Sunday, October 08, 2000

TV Land

Taking sides

        I came home late the other night and flipped on the guy America couldn't wait to flip off: Bob Costas and his gooey Olympic Moments set to romance-novel violins.

        It was scary.

        I was frightened by the way heart-tugging videos completely eclipsed the actual boxing and Ping-Pong.

        I was alarmed by the way Bob Costas has become the Dick Clark of sports, permanently preserved in hair spray at age 14.

        But I was terrified by the video of Russian wrestler Alexander Karelin. He had demented ax-murderer eyes and pointy shark teeth, and spoke in a voice that sounded like Darth Vader's answering machine at the State Institution for Criminally Insane Psycho Killers. He was picking up wrestlers that weigh more than a truckload of ornery, and slamming them on their heads like sacks of humiliated potatoes with waving arms and legs. Then he was plunging through Siberian snow drifts that would bury Lenin's tomb. Maybe he was going after the mail — but he looked as if he needed somebody to slam and I was next.

        And then, when the Rasslin Russian was defeated in an upset by aw-shucks American Rulon Gardner, NBC showed “Alexander the Great” behind a door, getting a hug, probably crying. And a hushed Bob Costas said, “In spite of his image, he is a cultured man who enjoys classical music and reads poetry.”

        Translation: In spite of the WWF Smackdown video we made, now that U.S.A. won we can admit he's human.

        How cynical can you get?

        To find out I skipped the Olympic Moment about Rulon's parakeet, and switched to CNN NewsStand. The topic was media bias.

        Washington Post media critic Howard Kurtz pried the cap off the forbidden bias bottle, and it was stinking up the newsroom.
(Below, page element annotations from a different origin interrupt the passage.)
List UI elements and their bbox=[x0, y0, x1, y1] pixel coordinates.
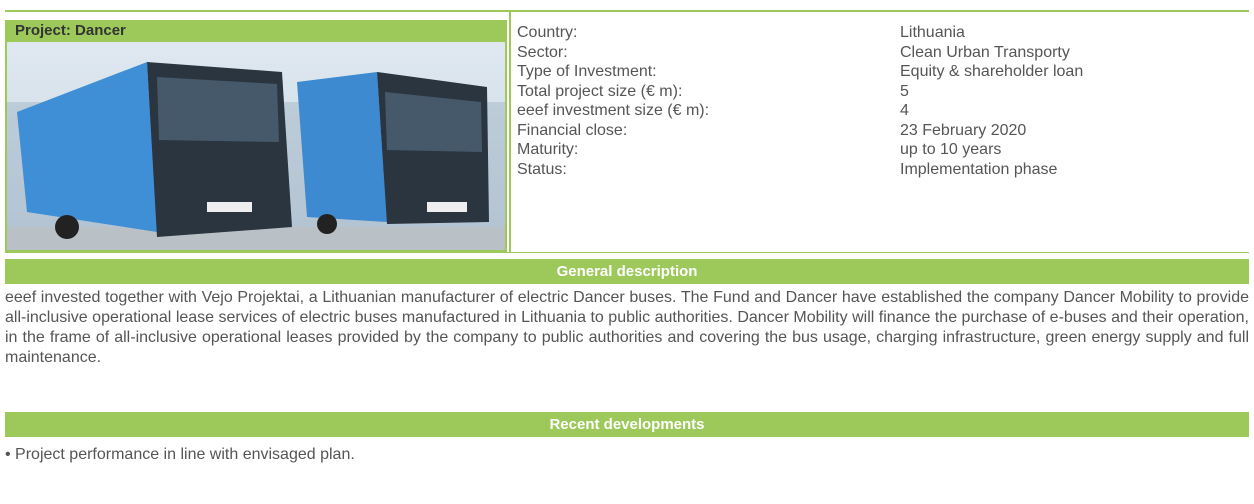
section-heading: General description bbox=[5, 259, 1249, 284]
detail-value: Clean Urban Transporty bbox=[900, 43, 1070, 61]
detail-label: Status: bbox=[517, 160, 567, 178]
top-rule bbox=[5, 10, 1249, 12]
detail-value: Equity & shareholder loan bbox=[900, 63, 1084, 80]
detail-row: eeef investment size (€ m): 4 bbox=[517, 101, 1247, 121]
detail-label: Financial close: bbox=[517, 121, 628, 139]
detail-row: Type of Investment: Equity & shareholder … bbox=[517, 62, 1247, 82]
description-text: eeef invested together with Vejo Projekt… bbox=[5, 289, 1249, 366]
detail-value: Implementation phase bbox=[900, 160, 1058, 178]
detail-value: up to 10 years bbox=[900, 141, 1002, 158]
detail-label: eeef investment size (€ m): bbox=[517, 102, 710, 119]
detail-row: Sector: Clean Urban Transporty bbox=[517, 43, 1247, 63]
detail-row: Country: Lithuania bbox=[517, 23, 1247, 43]
bus-illustration bbox=[7, 42, 505, 250]
detail-label: Maturity: bbox=[517, 141, 579, 158]
detail-label: Sector: bbox=[517, 43, 568, 61]
details-table: Country: Lithuania Sector: Clean Urban Tran… bbox=[517, 23, 1247, 179]
detail-label: Country: bbox=[517, 24, 578, 41]
detail-row: Status: Implementation phase bbox=[517, 160, 1247, 180]
detail-label: Total project size (€ m): bbox=[517, 82, 683, 100]
rule bbox=[5, 252, 1249, 253]
detail-value: Lithuania bbox=[900, 24, 965, 41]
project-photo bbox=[5, 42, 507, 252]
project-title: Project: Dancer bbox=[5, 20, 507, 42]
column-divider bbox=[509, 12, 511, 252]
detail-value: 4 bbox=[900, 102, 909, 119]
detail-label: Type of Investment: bbox=[517, 63, 657, 80]
detail-row: Financial close: 23 February 2020 bbox=[517, 121, 1247, 141]
development-item: • Project performance in line with envis… bbox=[5, 446, 355, 463]
section-heading: Recent developments bbox=[5, 412, 1249, 437]
detail-row: Maturity: up to 10 years bbox=[517, 140, 1247, 160]
detail-value: 5 bbox=[900, 82, 909, 100]
detail-row: Total project size (€ m): 5 bbox=[517, 82, 1247, 102]
developments-list: • Project performance in line with envis… bbox=[5, 445, 1249, 465]
detail-value: 23 February 2020 bbox=[900, 121, 1027, 139]
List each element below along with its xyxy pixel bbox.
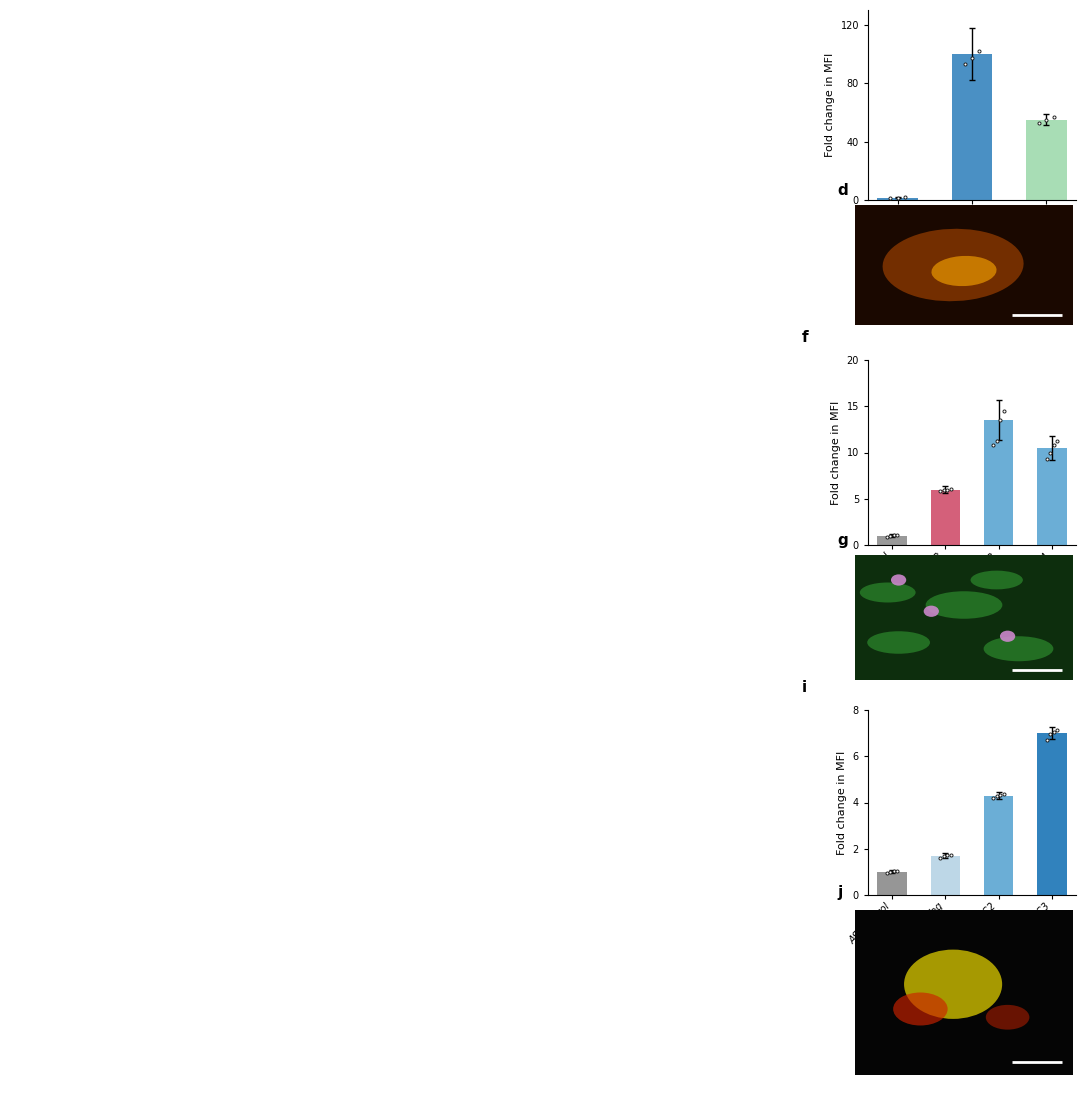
Ellipse shape xyxy=(867,632,930,654)
Ellipse shape xyxy=(931,256,997,286)
Ellipse shape xyxy=(984,636,1053,661)
Bar xyxy=(877,198,918,201)
Bar xyxy=(877,872,907,895)
Bar xyxy=(931,855,960,895)
Ellipse shape xyxy=(904,950,1002,1019)
Text: g: g xyxy=(838,533,848,547)
Bar xyxy=(1026,120,1067,201)
Text: i: i xyxy=(801,680,807,695)
Bar xyxy=(1037,448,1067,545)
Ellipse shape xyxy=(923,606,939,617)
Bar xyxy=(984,796,1013,895)
Ellipse shape xyxy=(891,574,906,586)
Ellipse shape xyxy=(1000,630,1015,642)
Bar xyxy=(931,490,960,545)
Bar xyxy=(1037,733,1067,895)
Text: j: j xyxy=(838,885,842,900)
Ellipse shape xyxy=(882,228,1024,301)
Ellipse shape xyxy=(893,993,947,1026)
Bar xyxy=(984,420,1013,545)
Y-axis label: Fold change in MFI: Fold change in MFI xyxy=(831,400,841,504)
Text: d: d xyxy=(838,183,848,198)
Y-axis label: Fold change in MFI: Fold change in MFI xyxy=(837,750,847,854)
Ellipse shape xyxy=(971,571,1023,589)
Ellipse shape xyxy=(860,583,916,603)
Bar xyxy=(877,536,907,545)
Y-axis label: Fold change in MFI: Fold change in MFI xyxy=(825,53,835,157)
Bar xyxy=(951,54,993,201)
Ellipse shape xyxy=(926,592,1002,618)
Ellipse shape xyxy=(986,1005,1029,1029)
Text: f: f xyxy=(801,330,808,346)
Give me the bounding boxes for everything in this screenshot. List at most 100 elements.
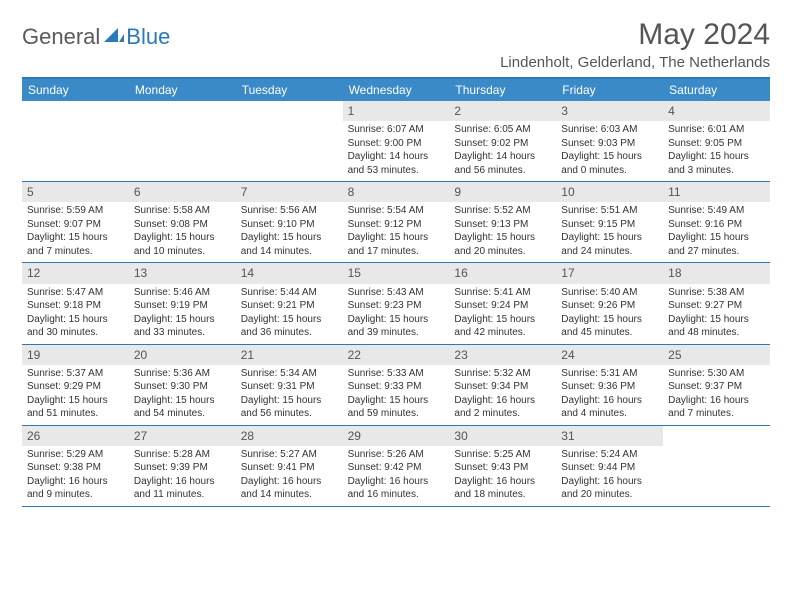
day-header: Tuesday bbox=[236, 79, 343, 101]
sunrise-text: Sunrise: 5:25 AM bbox=[454, 448, 551, 462]
day-number: 1 bbox=[343, 101, 450, 121]
cell-body: Sunrise: 5:37 AMSunset: 9:29 PMDaylight:… bbox=[22, 365, 129, 425]
cell-body: Sunrise: 5:43 AMSunset: 9:23 PMDaylight:… bbox=[343, 284, 450, 344]
brand-part2: Blue bbox=[126, 24, 170, 50]
sunset-text: Sunset: 9:16 PM bbox=[668, 218, 765, 232]
calendar-cell: 30Sunrise: 5:25 AMSunset: 9:43 PMDayligh… bbox=[449, 426, 556, 506]
day-number: 14 bbox=[236, 263, 343, 283]
calendar-cell: 5Sunrise: 5:59 AMSunset: 9:07 PMDaylight… bbox=[22, 182, 129, 262]
cell-body: Sunrise: 5:46 AMSunset: 9:19 PMDaylight:… bbox=[129, 284, 236, 344]
calendar-cell: 13Sunrise: 5:46 AMSunset: 9:19 PMDayligh… bbox=[129, 263, 236, 343]
cell-body: Sunrise: 5:24 AMSunset: 9:44 PMDaylight:… bbox=[556, 446, 663, 506]
sunrise-text: Sunrise: 5:27 AM bbox=[241, 448, 338, 462]
day-header: Wednesday bbox=[343, 79, 450, 101]
daylight-text: Daylight: 15 hours and 39 minutes. bbox=[348, 313, 445, 340]
sunrise-text: Sunrise: 5:38 AM bbox=[668, 286, 765, 300]
sunset-text: Sunset: 9:05 PM bbox=[668, 137, 765, 151]
sunrise-text: Sunrise: 5:44 AM bbox=[241, 286, 338, 300]
cell-body: Sunrise: 5:36 AMSunset: 9:30 PMDaylight:… bbox=[129, 365, 236, 425]
calendar-cell: . bbox=[663, 426, 770, 506]
calendar-cell: 15Sunrise: 5:43 AMSunset: 9:23 PMDayligh… bbox=[343, 263, 450, 343]
sunrise-text: Sunrise: 6:03 AM bbox=[561, 123, 658, 137]
day-number: 10 bbox=[556, 182, 663, 202]
daylight-text: Daylight: 15 hours and 17 minutes. bbox=[348, 231, 445, 258]
day-number: 28 bbox=[236, 426, 343, 446]
day-header: Thursday bbox=[449, 79, 556, 101]
cell-body: Sunrise: 5:47 AMSunset: 9:18 PMDaylight:… bbox=[22, 284, 129, 344]
sunrise-text: Sunrise: 5:32 AM bbox=[454, 367, 551, 381]
cell-body: Sunrise: 5:56 AMSunset: 9:10 PMDaylight:… bbox=[236, 202, 343, 262]
calendar-cell: 7Sunrise: 5:56 AMSunset: 9:10 PMDaylight… bbox=[236, 182, 343, 262]
day-number: 4 bbox=[663, 101, 770, 121]
sunset-text: Sunset: 9:10 PM bbox=[241, 218, 338, 232]
calendar-cell: 10Sunrise: 5:51 AMSunset: 9:15 PMDayligh… bbox=[556, 182, 663, 262]
calendar-cell: 18Sunrise: 5:38 AMSunset: 9:27 PMDayligh… bbox=[663, 263, 770, 343]
day-header: Saturday bbox=[663, 79, 770, 101]
sunrise-text: Sunrise: 5:43 AM bbox=[348, 286, 445, 300]
calendar-cell: 17Sunrise: 5:40 AMSunset: 9:26 PMDayligh… bbox=[556, 263, 663, 343]
daylight-text: Daylight: 15 hours and 33 minutes. bbox=[134, 313, 231, 340]
daylight-text: Daylight: 16 hours and 11 minutes. bbox=[134, 475, 231, 502]
day-number: 3 bbox=[556, 101, 663, 121]
daylight-text: Daylight: 15 hours and 7 minutes. bbox=[27, 231, 124, 258]
cell-body: Sunrise: 5:30 AMSunset: 9:37 PMDaylight:… bbox=[663, 365, 770, 425]
calendar-cell: 28Sunrise: 5:27 AMSunset: 9:41 PMDayligh… bbox=[236, 426, 343, 506]
daylight-text: Daylight: 16 hours and 4 minutes. bbox=[561, 394, 658, 421]
brand-logo: General Blue bbox=[22, 24, 170, 50]
day-number: 31 bbox=[556, 426, 663, 446]
sunset-text: Sunset: 9:33 PM bbox=[348, 380, 445, 394]
day-number: 9 bbox=[449, 182, 556, 202]
calendar-cell: 23Sunrise: 5:32 AMSunset: 9:34 PMDayligh… bbox=[449, 345, 556, 425]
day-number: 6 bbox=[129, 182, 236, 202]
day-number: 25 bbox=[663, 345, 770, 365]
cell-body: Sunrise: 5:54 AMSunset: 9:12 PMDaylight:… bbox=[343, 202, 450, 262]
sunset-text: Sunset: 9:26 PM bbox=[561, 299, 658, 313]
sunset-text: Sunset: 9:03 PM bbox=[561, 137, 658, 151]
calendar-cell: . bbox=[236, 101, 343, 181]
day-number: 18 bbox=[663, 263, 770, 283]
day-number: 5 bbox=[22, 182, 129, 202]
daylight-text: Daylight: 16 hours and 20 minutes. bbox=[561, 475, 658, 502]
calendar-cell: 8Sunrise: 5:54 AMSunset: 9:12 PMDaylight… bbox=[343, 182, 450, 262]
cell-body: Sunrise: 6:03 AMSunset: 9:03 PMDaylight:… bbox=[556, 121, 663, 181]
cell-body: Sunrise: 5:25 AMSunset: 9:43 PMDaylight:… bbox=[449, 446, 556, 506]
calendar-cell: 19Sunrise: 5:37 AMSunset: 9:29 PMDayligh… bbox=[22, 345, 129, 425]
sunrise-text: Sunrise: 6:01 AM bbox=[668, 123, 765, 137]
weeks-container: ...1Sunrise: 6:07 AMSunset: 9:00 PMDayli… bbox=[22, 101, 770, 507]
daylight-text: Daylight: 15 hours and 48 minutes. bbox=[668, 313, 765, 340]
sunrise-text: Sunrise: 5:49 AM bbox=[668, 204, 765, 218]
calendar-cell: 22Sunrise: 5:33 AMSunset: 9:33 PMDayligh… bbox=[343, 345, 450, 425]
daylight-text: Daylight: 16 hours and 18 minutes. bbox=[454, 475, 551, 502]
sunset-text: Sunset: 9:23 PM bbox=[348, 299, 445, 313]
daylight-text: Daylight: 15 hours and 10 minutes. bbox=[134, 231, 231, 258]
daylight-text: Daylight: 15 hours and 20 minutes. bbox=[454, 231, 551, 258]
day-number: 29 bbox=[343, 426, 450, 446]
sunrise-text: Sunrise: 5:33 AM bbox=[348, 367, 445, 381]
calendar-cell: 11Sunrise: 5:49 AMSunset: 9:16 PMDayligh… bbox=[663, 182, 770, 262]
logo-sail-icon bbox=[104, 26, 124, 49]
daylight-text: Daylight: 16 hours and 7 minutes. bbox=[668, 394, 765, 421]
calendar-cell: . bbox=[22, 101, 129, 181]
sunset-text: Sunset: 9:31 PM bbox=[241, 380, 338, 394]
day-number: 24 bbox=[556, 345, 663, 365]
day-header: Friday bbox=[556, 79, 663, 101]
calendar-cell: 20Sunrise: 5:36 AMSunset: 9:30 PMDayligh… bbox=[129, 345, 236, 425]
sunrise-text: Sunrise: 5:30 AM bbox=[668, 367, 765, 381]
daylight-text: Daylight: 15 hours and 59 minutes. bbox=[348, 394, 445, 421]
cell-body: Sunrise: 6:01 AMSunset: 9:05 PMDaylight:… bbox=[663, 121, 770, 181]
daylight-text: Daylight: 16 hours and 16 minutes. bbox=[348, 475, 445, 502]
week-row: 5Sunrise: 5:59 AMSunset: 9:07 PMDaylight… bbox=[22, 182, 770, 263]
day-number: 26 bbox=[22, 426, 129, 446]
daylight-text: Daylight: 15 hours and 45 minutes. bbox=[561, 313, 658, 340]
day-number: 8 bbox=[343, 182, 450, 202]
sunrise-text: Sunrise: 5:47 AM bbox=[27, 286, 124, 300]
cell-body: Sunrise: 5:49 AMSunset: 9:16 PMDaylight:… bbox=[663, 202, 770, 262]
calendar: Sunday Monday Tuesday Wednesday Thursday… bbox=[22, 77, 770, 507]
day-number: 2 bbox=[449, 101, 556, 121]
cell-body: Sunrise: 5:41 AMSunset: 9:24 PMDaylight:… bbox=[449, 284, 556, 344]
calendar-cell: 1Sunrise: 6:07 AMSunset: 9:00 PMDaylight… bbox=[343, 101, 450, 181]
daylight-text: Daylight: 16 hours and 2 minutes. bbox=[454, 394, 551, 421]
day-number: 19 bbox=[22, 345, 129, 365]
header: General Blue May 2024 Lindenholt, Gelder… bbox=[22, 18, 770, 71]
cell-body: Sunrise: 5:33 AMSunset: 9:33 PMDaylight:… bbox=[343, 365, 450, 425]
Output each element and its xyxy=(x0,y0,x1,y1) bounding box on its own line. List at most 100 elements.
Liberals wrinkled their noses and smelled something — but they all agreed it was NOT bias.

        Mr. Kurtz said reporters are far left of most Americans, especially on abortion and gay rights. But there's no bias, he insisted.

        Time White House correspondent Karen Tumulty said reporters are shallow, lazy, poll-obsessed and have a herd mentality — but they're not biased. Incompetent lemmings — but unbiased lemmings. Sure.

        In 1992, Washington reporters like Ms. Tumulty voted for Bill Clinton by 89 percent. This year, a survey by Editor & Publisher found 44 percent of regular newspaper readers believe stories favor one candidate. The lucky guy: Al Gore. About half of Republicans, two thirds of independents and even a third of Gore voters said the press is in the tank for Mr. Gore.

        Yet the media see nothing. “It's hard to know what to make of these findings,” said Editor & Publisher.

        How stupid can you get?

        To find out I clicked to a more intelligent show on the Comedy Channel: Battlebots.

        A streamlined, polished robot that looked like a stainless-steel speed bump was darting in every direction, trying to deploy a pushy arm to pin down something that looked like the rear axle of a Chevy pickup, with a drive shaft that kept flailing about, trying to hammer the speed bump. Cool.

        I wondered: Could remote-controlled robots fighting in a cage be the wrestlers of the 2018 Olympics?

        Then, just as the pickup axle was about to pound the speed-bump into scrap metal and win, a row of steel circular saws popped out of the floor and shredded its tires, and the speed-bump stiff-armed the crippled pickup into a wall.

        Maybe I need to get a life, but it struck me as a crazy metaphor for the robots who are running for president. The media saws insist they're not biased — as they shred the truth to help speed-bump Gore push pickup-axle Bush out of the picture.

        I went back to the Olympics so I could flip off NBC, and went to bed.